So far I haven't had any real problem with Avira either, and sometimes it has even detected some unwelcome visitors. In this case it appeared to be rather useless, but then quite a few other programs (MS scanner, Malwarebytes etc.) seemed to fail too, at least after the infection (using them as scanners in safe mode).

Since PC Linux seems to be hardly ever a target machine of these trojans, keyloggers etc., I used to use a Linux installation for careless web surfing in shady web pages etc. At the same time though, somehow I still trusted it more also for bank transactions etc. than e.g. XP. Not sure though how much Android is targeted these days, and how insecure it is.

Security Sphere 2010 sounds a lot like the ransom ware I was dealing with as you describe many of the same symptoms. Black desktop, missing icons, all files hidden, unable to run apps due to file association being deleted, continuous multiple pop-ups, etc, etc. Also, System Restore was disabled both in a normal boot and in Safe Mode which made that solution useless.

It seemed to get harder to remove as I encountered each new infection. In the last couple of infections it came down to deleting all the system restore points as even after I got system restore to work manually the malware had managed to insert itself into all restore points.

bleepingcomputer.com's solution for the malware also uses the process kill method by downloading a file that kills the running processes for that infection. That was essential before I could remove the similar malware. I finally found the registry entry that was reinstalling the malware files / registry entries on re-boot.

Don't know that it's worth the trouble to remove it since installing Linux would be an easy solution . . . =)

The procedure on that page seemed to work, and Security Sphere 2012 was defeated. Apparently it didn't have quite such hold of the computer yet, because for me the following manual steps:

- disabling proxy configuration
- TDSSKiller
- RKill
- hosts file replacement

were apparently not needed, but I did them anyway. Running Malwarebytes full scan in Safe Mode, logged as the user who was infected, seemed to work after all. I made a mistake before that I logged in as admin and not the infected user (I don't know if that really matters, but that was suggested in those bleebingcomputer steps), and I apparently ran quick scan instead of full scan.

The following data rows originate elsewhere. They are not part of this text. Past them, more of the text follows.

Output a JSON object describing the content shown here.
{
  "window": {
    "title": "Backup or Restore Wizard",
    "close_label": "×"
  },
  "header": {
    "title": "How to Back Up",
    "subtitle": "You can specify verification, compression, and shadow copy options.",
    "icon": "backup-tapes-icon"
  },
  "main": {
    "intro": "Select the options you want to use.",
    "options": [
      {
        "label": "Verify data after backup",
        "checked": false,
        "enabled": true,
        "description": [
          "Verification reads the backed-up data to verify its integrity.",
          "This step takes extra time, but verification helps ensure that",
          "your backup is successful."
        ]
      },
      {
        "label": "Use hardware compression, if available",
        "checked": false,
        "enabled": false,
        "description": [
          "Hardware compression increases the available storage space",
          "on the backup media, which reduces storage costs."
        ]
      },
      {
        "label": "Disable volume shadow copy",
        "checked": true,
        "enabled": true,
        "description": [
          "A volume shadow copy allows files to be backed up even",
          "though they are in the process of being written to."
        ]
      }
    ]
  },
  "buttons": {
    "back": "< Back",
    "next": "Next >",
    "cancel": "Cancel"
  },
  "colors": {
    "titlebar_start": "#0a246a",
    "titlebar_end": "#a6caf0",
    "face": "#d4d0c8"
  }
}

Now onto wiping the HD and installing Ubuntu... I also went ahead and replaced Avira Antivir with MS Security Essentials on another XP machine, even though I can't really tell if that makes it any more secure. (On work Win7 laptop I obviously use the security solutions that the employer is providing, whatever they may be). I've apparently lost touch to what are the recommended third-party antivirus and antimalware solutions today that every Windows user should be using, I'm not sure if I had even heard about "Malwarebytes" before this problem, and whether it sounded any more legit software than "Security Sphere 2012". I guess SpyBot and AdAware are not the most highly recommended antimalware shit anymore like they used to be years ago?

Earlier (many many years ago) I used to install Avira Antivir to my friends' XP machines simply because it seemed a hassle-free, free, solution compared to many other contemporary antivirus programs, which either required you to register your copy with a valid email address (sorry I don't feel like doing that to dozen friends one by one, plus some required you to do re-registration every year if you wanted to continue using it), or would require manual re-installation whenever a new major release came out, ie. I would be called back to site again when re-installation was needed.

At least back then Antivir seemed rather easy from my point of view, no registrations and it would automatically update to a new release if needed. The only drawback was the nagging screen when updates were made, but so what.

Maybe this has changed since and the other solutions (Avast, AVG, whatever there are today) don't require any more attention nowadays. Obviously official MS Security Essentials would be the preferred choice today from this point of view, no even nagging screens. Maybe I thought earlier that it would be more interested in finding pirated Windows software than actual malware. But maybe it is as good as some folks say.

I wonder if it would make sense for any commercial antivirus and antimalware companies to secretly release malware that only their product detects in the beginning, just to get into limelight? Of course no one would ever really do anything like that (right?), but sometimes I wonder why some new anti-whatever SW may be so much more successful in detecting and removing certain new malware than other players.

Nope. Most of the times, one would be fine with using only MSE and a non-admin user account. Security on Vista and 7 has improved a lot since the XP days.